Francisco nos enlaza al comienzo del Capítulo
Primero, con el mandato de ser una
Iglesia misionera recordando las palabras del mismo Jesús: “Vayan y hagan que todos los pueblos sean mis discípulos bautizándolos
en el nombre del Padre y del Hijo y del Espíritu Santo, enseñándoles a observar
todo lo que les he mandado” (Mt. 28, 19-20) (E.G 19).
Recordemos que esta invitación a contagiar su Amor
es personal pero ineludiblemente comunitaria. Jesús mismo nos pide que no sea
una tarea individual al enviar a los primeros discípulos de dos en dos (Lc. 10,
1). Ser discípulo de Cristo se entiende siendo misionero y teniendo un corazón
comunitario arraigado en la Iglesia.
El Papa nos muestra en la Evangelii Gaudium 5 pasos
para dicha tarea.
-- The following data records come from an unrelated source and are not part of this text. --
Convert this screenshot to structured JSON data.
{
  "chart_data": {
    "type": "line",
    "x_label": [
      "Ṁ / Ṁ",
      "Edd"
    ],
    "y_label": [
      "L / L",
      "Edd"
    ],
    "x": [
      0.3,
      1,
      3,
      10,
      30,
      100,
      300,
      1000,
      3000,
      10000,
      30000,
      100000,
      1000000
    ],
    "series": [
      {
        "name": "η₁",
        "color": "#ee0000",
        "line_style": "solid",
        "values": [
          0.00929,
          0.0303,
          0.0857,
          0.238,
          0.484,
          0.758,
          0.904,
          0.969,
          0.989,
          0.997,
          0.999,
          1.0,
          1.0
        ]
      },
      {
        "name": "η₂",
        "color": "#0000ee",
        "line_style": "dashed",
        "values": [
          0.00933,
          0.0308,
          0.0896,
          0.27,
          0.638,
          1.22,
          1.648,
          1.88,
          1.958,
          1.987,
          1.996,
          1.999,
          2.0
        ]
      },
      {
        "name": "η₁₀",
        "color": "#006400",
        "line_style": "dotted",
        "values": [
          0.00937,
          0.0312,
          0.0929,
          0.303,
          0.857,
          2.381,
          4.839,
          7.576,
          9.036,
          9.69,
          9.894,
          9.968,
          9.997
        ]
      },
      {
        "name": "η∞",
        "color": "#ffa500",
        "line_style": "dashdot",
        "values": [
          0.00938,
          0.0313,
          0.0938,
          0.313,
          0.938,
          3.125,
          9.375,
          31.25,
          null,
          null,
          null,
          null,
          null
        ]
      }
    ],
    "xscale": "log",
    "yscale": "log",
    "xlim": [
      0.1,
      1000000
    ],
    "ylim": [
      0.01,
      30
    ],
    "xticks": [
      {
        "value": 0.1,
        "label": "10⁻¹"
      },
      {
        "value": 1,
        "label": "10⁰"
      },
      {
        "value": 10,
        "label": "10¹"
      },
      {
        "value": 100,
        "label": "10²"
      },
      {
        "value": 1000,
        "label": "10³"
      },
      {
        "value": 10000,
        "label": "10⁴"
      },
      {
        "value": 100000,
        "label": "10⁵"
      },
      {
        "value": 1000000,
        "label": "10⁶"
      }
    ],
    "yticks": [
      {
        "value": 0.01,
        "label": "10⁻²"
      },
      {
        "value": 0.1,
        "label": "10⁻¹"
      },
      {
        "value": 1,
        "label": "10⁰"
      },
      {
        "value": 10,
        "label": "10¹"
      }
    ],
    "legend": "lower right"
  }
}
Por otro lado debemos y podemos mirar a la Madre de los
Misioneros que fue la primera en llevar a Jesús. Sagrario vivo en búsqueda del
necesitado, la primera en peregrinar con
Jesús. Ella, dicho con las palabras de Benedicto XVI, es la primera en hacer la
“procesión Eucarística” desde su humilde
casa hasta la alejada vivienda de su prima Isabel.
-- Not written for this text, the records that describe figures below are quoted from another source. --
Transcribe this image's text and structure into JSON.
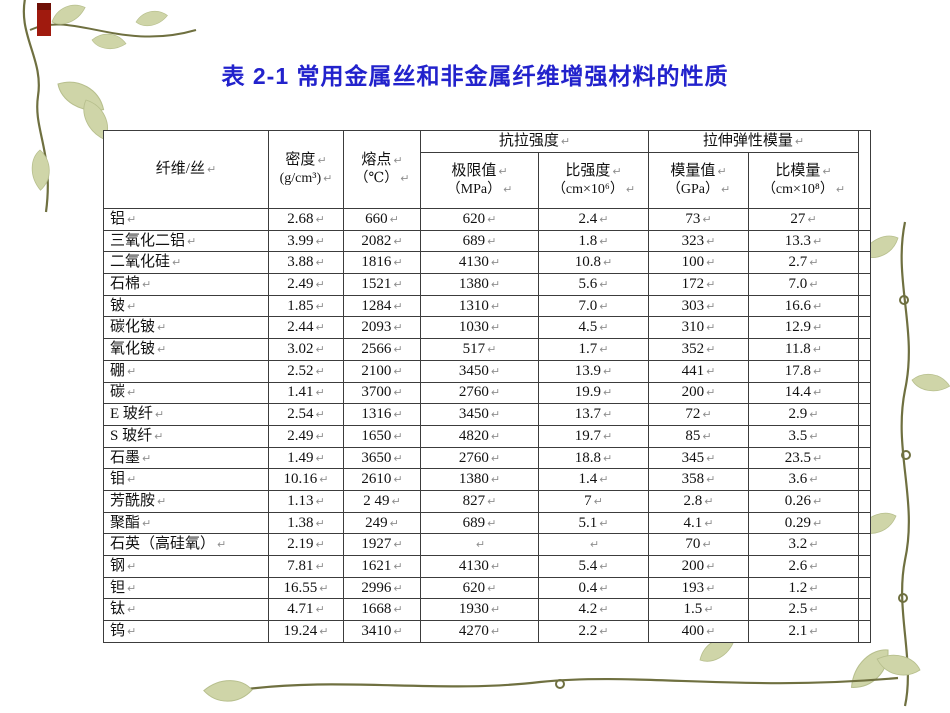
{
  "slide": {
    "title": "表 2-1  常用金属丝和非金属纤维增强材料的性质",
    "title_color": "#2222cc",
    "background_color": "#ffffff"
  },
  "marks": {
    "return_mark": "↵",
    "return_mark_color": "#8f8f8f"
  },
  "decoration": {
    "vine_color": "#6f7040",
    "leaf_color": "#cfd5a8",
    "leaf_edge_color": "#b7bf8d",
    "ribbon_color": "#a01a0e",
    "ribbon_dark_color": "#6e0f06"
  },
  "table": {
    "border_color": "#3c3c3c",
    "header": {
      "fiber": "纤维/丝",
      "density_line1": "密度",
      "density_line2": "(g/cm³)",
      "melting_line1": "熔点",
      "melting_line2": "（℃）",
      "tensile_group": "抗拉强度",
      "tensile_ultimate_line1": "极限值",
      "tensile_ultimate_line2": "（MPa）",
      "specific_strength_line1": "比强度",
      "specific_strength_line2": "（cm×10⁶）",
      "modulus_group": "拉伸弹性模量",
      "modulus_value_line1": "模量值",
      "modulus_value_line2": "（GPa）",
      "specific_modulus_line1": "比模量",
      "specific_modulus_line2": "（cm×10⁸）"
    },
    "rows": [
      [
        "铝",
        "2.68",
        "660",
        "620",
        "2.4",
        "73",
        "27"
      ],
      [
        "三氧化二铝",
        "3.99",
        "2082",
        "689",
        "1.8",
        "323",
        "13.3"
      ],
      [
        "二氧化硅",
        "3.88",
        "1816",
        "4130",
        "10.8",
        "100",
        "2.7"
      ],
      [
        "石棉",
        "2.49",
        "1521",
        "1380",
        "5.6",
        "172",
        "7.0"
      ],
      [
        "铍",
        "1.85",
        "1284",
        "1310",
        "7.0",
        "303",
        "16.6"
      ],
      [
        "碳化铍",
        "2.44",
        "2093",
        "1030",
        "4.5",
        "310",
        "12.9"
      ],
      [
        "氧化铍",
        "3.02",
        "2566",
        "517",
        "1.7",
        "352",
        "11.8"
      ],
      [
        "硼",
        "2.52",
        "2100",
        "3450",
        "13.9",
        "441",
        "17.8"
      ],
      [
        "碳",
        "1.41",
        "3700",
        "2760",
        "19.9",
        "200",
        "14.4"
      ],
      [
        "E 玻纤",
        "2.54",
        "1316",
        "3450",
        "13.7",
        "72",
        "2.9"
      ],
      [
        "S 玻纤",
        "2.49",
        "1650",
        "4820",
        "19.7",
        "85",
        "3.5"
      ],
      [
        "石墨",
        "1.49",
        "3650",
        "2760",
        "18.8",
        "345",
        "23.5"
      ],
      [
        "钼",
        "10.16",
        "2610",
        "1380",
        "1.4",
        "358",
        "3.6"
      ],
      [
        "芳酰胺",
        "1.13",
        "2 49",
        "827",
        "7",
        "2.8",
        "0.26"
      ],
      [
        "聚酯",
        "1.38",
        "249",
        "689",
        "5.1",
        "4.1",
        "0.29"
      ],
      [
        "石英（高硅氧）",
        "2.19",
        "1927",
        "",
        "",
        "70",
        "3.2"
      ],
      [
        "钢",
        "7.81",
        "1621",
        "4130",
        "5.4",
        "200",
        "2.6"
      ],
      [
        "钽",
        "16.55",
        "2996",
        "620",
        "0.4",
        "193",
        "1.2"
      ],
      [
        "钛",
        "4.71",
        "1668",
        "1930",
        "4.2",
        "1.5",
        "2.5"
      ],
      [
        "钨",
        "19.24",
        "3410",
        "4270",
        "2.2",
        "400",
        "2.1"
      ]
    ]
  }
}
Desandemos su camino: nuestra querida Madre supo
siempre del Amor de Dios. Y aceptó con su vida el gesto de ese Amor que salió a
su encuentro y la eligió para ser la Madre del Salvador. Nada había hecho para
merecerlo, el Señor la “primereó” (EG. 24) y en Ella, a todos nosotros. Y es así que el mismo amor
de Dios en su corazón hizo que ella también primereara a su prima
Isabel que la necesitaba aunque no se lo hubiera pedido. Atenta a los demás,
sale al encuentro. No justifica su comodidad en su reciente embarazo, sino que
acude al pedido silencioso como también lo hiciera en Caná.
Esta situación la conmueve y la mueve a la acción,
al servicio concreto. Ella se involucra (EG. 24). Acompaña pero no solamente desde su sentimiento;
acompaña misericordiosa y solidariamente con todo su ser. Podríamos utilizar en
este momento del camino de la Virgen hacia la casa de su prima, un “achicar las distancias”. Y lo hace
con “mucha paciencia”… y “aguante apostólico”. Y es así que toda su tarea fructifica (EG. 24), da frutos, los frutos del Espíritu: amor, alegría, paz, paciencia, amabilidad, bondad y
fidelidad. (Gal. 5, 22). Esa es la señal de que nuestra pronta respuesta camina
por las sendas del Amor de Dios, sus frutos, su fecundidad.
Ante semejante
acción del Espíritu Santo, que es en quien debemos apoyarnos, no nos queda más
que celebrar
y festejar (EG. 24). Como lo anticipó Juan Bautista ya en el vientre de
Isabel que, apenas oyó el saludo de la Virgen, “saltó de alegría en su seno” (Lc. 1, 41). Festeja desde las
entrañas de su madre la alegría del encuentro con Jesús.
Seguramente en el
recuerdo de este camino de la Visitación se nos presentan momentos parecidos en
los que podemos identificarnos tanto con la Virgen como pudiéramos hacerlo con
Isabel, su prima.
Y nosotros también
al recordarlo, rememorarlo, celebrarlo y hacer partícipes a otros, comenzamos a
“extender
el bien”, recibido y vivido. “No podemos callar lo que hemos visto y
oído” (Hch. 4, 20)
Y, como no podemos
callarlo es que TODOS con MARÍA,
LLEVAMOS A JESÚS en peregrinación a
todos los rincones de nuestra ciudad. Así sea.